Sa fidèle Mustang au poing, le chanteur lance Has this Hit?. Si la balance du son est parfaite, si la voix et les musiciens sont excellents, le concert a un peu de mal à se lancer. Il faudra attendre le troisième morceau (donc pas très longtemps) pour que la tuerie Dum Surfer fasse décoller le set. Entre ses relents punk et bossa-nova, ses éclats de saxophone et ses transitions modulaires, la chanson met tout le monde d’accord. Archy Marshall semble n’avoir jamais été aussi impliqué, aussi habité que ce soir. Arpentant la scène et crachant dans son micro, le musicien danse, titube, agite brusquement sa guitare. Son groupe le suit sans aucune fausse note jusqu’à la fin de The Locomotive, qui marque une pause bienvenue. Là, un roadie apporte à King Krule un piano, et le chanteur se transforme en crooner/rappeur/jazzman. Comme d’habitude, on ne sait pas trop quel qualificatif lui attribuer. Tout ce qu’on peut dire, c’est que l’enchaînement Logos/Sublunary est magnifique. Et que la décharge qui suit sur Rock Bottom l’est tout autant, ravivant de doux souvenirs de jeunesse.

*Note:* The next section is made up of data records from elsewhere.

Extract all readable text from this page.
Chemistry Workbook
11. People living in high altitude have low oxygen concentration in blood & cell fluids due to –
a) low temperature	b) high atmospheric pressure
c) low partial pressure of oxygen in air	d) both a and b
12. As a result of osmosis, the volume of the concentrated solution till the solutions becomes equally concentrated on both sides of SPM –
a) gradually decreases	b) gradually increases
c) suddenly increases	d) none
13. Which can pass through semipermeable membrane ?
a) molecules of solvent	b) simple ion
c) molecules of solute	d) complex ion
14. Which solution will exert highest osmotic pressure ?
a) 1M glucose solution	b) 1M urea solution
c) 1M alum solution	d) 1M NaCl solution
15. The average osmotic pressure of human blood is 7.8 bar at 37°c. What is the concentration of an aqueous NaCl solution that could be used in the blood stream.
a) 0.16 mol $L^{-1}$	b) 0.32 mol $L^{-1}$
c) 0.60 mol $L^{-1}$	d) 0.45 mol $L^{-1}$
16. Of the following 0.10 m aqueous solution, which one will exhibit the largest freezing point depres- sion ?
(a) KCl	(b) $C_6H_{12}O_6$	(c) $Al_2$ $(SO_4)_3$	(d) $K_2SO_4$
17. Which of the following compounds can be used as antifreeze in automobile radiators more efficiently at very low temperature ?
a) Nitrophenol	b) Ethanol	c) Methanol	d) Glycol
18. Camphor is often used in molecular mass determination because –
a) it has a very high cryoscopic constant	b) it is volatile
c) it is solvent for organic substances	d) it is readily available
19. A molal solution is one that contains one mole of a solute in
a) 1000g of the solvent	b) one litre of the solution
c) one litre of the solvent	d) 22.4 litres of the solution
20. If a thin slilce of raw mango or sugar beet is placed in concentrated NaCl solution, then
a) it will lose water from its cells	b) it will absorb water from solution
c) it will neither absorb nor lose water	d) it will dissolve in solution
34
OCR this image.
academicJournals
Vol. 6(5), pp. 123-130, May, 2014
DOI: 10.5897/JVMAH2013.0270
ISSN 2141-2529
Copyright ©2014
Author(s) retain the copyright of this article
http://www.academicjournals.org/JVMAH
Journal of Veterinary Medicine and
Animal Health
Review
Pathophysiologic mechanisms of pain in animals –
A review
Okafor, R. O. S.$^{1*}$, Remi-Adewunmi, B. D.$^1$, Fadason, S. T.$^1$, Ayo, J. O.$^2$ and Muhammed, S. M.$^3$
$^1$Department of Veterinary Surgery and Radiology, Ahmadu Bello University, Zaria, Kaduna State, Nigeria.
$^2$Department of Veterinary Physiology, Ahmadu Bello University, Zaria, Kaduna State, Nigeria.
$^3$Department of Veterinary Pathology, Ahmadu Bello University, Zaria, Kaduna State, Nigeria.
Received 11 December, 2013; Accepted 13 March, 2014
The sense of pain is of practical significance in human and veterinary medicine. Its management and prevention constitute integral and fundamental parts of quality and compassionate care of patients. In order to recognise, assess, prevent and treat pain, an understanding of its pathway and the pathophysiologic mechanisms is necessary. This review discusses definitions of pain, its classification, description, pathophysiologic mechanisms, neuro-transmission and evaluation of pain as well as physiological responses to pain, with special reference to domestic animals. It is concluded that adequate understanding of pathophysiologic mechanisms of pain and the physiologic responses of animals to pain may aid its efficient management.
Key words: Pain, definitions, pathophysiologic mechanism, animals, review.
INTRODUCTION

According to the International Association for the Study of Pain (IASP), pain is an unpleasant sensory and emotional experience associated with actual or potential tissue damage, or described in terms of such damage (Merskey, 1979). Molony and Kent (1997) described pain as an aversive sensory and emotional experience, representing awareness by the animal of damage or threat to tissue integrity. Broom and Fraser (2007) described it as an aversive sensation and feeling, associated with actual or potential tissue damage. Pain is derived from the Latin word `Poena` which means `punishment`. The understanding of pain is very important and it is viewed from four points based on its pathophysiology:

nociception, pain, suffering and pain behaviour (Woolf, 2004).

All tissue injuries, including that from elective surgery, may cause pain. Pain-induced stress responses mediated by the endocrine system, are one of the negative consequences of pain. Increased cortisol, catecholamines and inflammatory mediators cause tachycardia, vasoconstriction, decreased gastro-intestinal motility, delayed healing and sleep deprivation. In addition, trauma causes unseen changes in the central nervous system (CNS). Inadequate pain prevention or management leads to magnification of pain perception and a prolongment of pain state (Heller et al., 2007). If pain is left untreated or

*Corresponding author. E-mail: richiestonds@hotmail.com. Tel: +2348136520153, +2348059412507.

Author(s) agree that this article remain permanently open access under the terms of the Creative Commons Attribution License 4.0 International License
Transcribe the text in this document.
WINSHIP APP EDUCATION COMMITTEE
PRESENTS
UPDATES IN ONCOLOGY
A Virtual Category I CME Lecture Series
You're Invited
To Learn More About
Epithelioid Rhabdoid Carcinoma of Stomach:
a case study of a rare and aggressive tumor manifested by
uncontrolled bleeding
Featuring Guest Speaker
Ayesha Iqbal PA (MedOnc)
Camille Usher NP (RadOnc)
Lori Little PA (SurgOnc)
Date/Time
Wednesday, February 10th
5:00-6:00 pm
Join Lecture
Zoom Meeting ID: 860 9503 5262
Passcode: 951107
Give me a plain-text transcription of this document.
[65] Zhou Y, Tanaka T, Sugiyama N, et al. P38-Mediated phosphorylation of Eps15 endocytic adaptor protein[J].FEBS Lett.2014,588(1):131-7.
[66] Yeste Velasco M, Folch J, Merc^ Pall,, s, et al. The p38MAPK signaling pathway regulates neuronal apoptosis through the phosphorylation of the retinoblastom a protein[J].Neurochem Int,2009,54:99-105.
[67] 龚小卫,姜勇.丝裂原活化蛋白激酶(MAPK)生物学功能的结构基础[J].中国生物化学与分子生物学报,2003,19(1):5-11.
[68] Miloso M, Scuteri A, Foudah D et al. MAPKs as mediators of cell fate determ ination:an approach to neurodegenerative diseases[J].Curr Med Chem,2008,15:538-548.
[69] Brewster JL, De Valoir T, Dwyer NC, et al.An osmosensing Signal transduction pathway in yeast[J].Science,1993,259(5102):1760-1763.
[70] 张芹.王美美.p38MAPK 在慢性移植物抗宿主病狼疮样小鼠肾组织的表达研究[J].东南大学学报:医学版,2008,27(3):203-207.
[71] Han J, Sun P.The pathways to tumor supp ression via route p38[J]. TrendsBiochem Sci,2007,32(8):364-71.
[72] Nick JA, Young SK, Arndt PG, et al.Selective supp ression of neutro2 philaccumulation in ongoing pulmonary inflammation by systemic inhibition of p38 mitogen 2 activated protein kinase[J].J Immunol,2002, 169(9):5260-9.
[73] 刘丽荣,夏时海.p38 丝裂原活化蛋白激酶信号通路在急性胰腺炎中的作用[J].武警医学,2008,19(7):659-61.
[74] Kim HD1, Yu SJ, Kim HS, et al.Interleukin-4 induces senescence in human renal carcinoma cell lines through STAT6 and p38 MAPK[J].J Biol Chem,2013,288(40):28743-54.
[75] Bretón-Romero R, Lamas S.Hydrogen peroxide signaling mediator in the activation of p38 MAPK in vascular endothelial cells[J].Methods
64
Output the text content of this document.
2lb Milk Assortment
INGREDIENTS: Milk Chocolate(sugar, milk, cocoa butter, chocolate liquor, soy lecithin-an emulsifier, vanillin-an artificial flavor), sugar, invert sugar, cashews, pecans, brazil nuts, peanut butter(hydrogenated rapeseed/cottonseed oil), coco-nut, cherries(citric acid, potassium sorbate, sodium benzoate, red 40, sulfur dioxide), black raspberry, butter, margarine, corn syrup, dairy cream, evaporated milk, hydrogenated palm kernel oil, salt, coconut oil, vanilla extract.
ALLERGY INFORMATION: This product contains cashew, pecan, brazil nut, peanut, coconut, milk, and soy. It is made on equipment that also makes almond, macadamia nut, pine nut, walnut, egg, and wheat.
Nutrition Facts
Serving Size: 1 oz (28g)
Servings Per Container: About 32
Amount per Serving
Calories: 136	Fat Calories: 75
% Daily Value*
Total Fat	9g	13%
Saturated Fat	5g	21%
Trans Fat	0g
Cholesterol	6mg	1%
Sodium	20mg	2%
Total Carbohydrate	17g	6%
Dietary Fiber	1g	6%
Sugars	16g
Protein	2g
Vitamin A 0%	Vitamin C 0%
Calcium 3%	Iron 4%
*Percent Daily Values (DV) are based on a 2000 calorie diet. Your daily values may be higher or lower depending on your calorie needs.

Ensuite, Archy Marshall déroule. Tout en urgence, le chanteur balance les titres les plus puissants de The Ooz, ne s’interrompant que pour marmonner le nom de certains morceaux. Les musiciens sont, on le répète, excellentissimes, chaque chanson est parfaitement revisitée et les minutes fuient sans que l’on s’en rende compte. Vient finalement l’heure de l’au revoir sur Easy Easy, qui résonne comme un véritable hymne dans le public, puis du rappel sur Out Getting Ribs. Et là, très sincèrement, même avec la meilleure volonté du monde, il est difficile de trouver les mots. D’abord, la partie de guitare de ce morceau est sûrement l’une des plus belles de la musique des années 2010. Ensuite, King Krule chante ce soir comme si sa vie en dépendait, et ne laisse aucun répit aux frissons qui parcourent l’échine du public. Enfin, ce même King Krule explose sa Mustang sur le sol au moment de la dernière note. Puis il s’éclipse sans dire un mot.
Cet instant de rage pure laisse le public parisien complètement hébété. Chacun ressort de là un peu sous le choc, sans trop comprendre ce qu’il s’est passé, ce à quoi il a assisté. Et la réponse, finalement, est assez simple : il s’agissait là de l’un des plus beaux concerts de l’année 2017.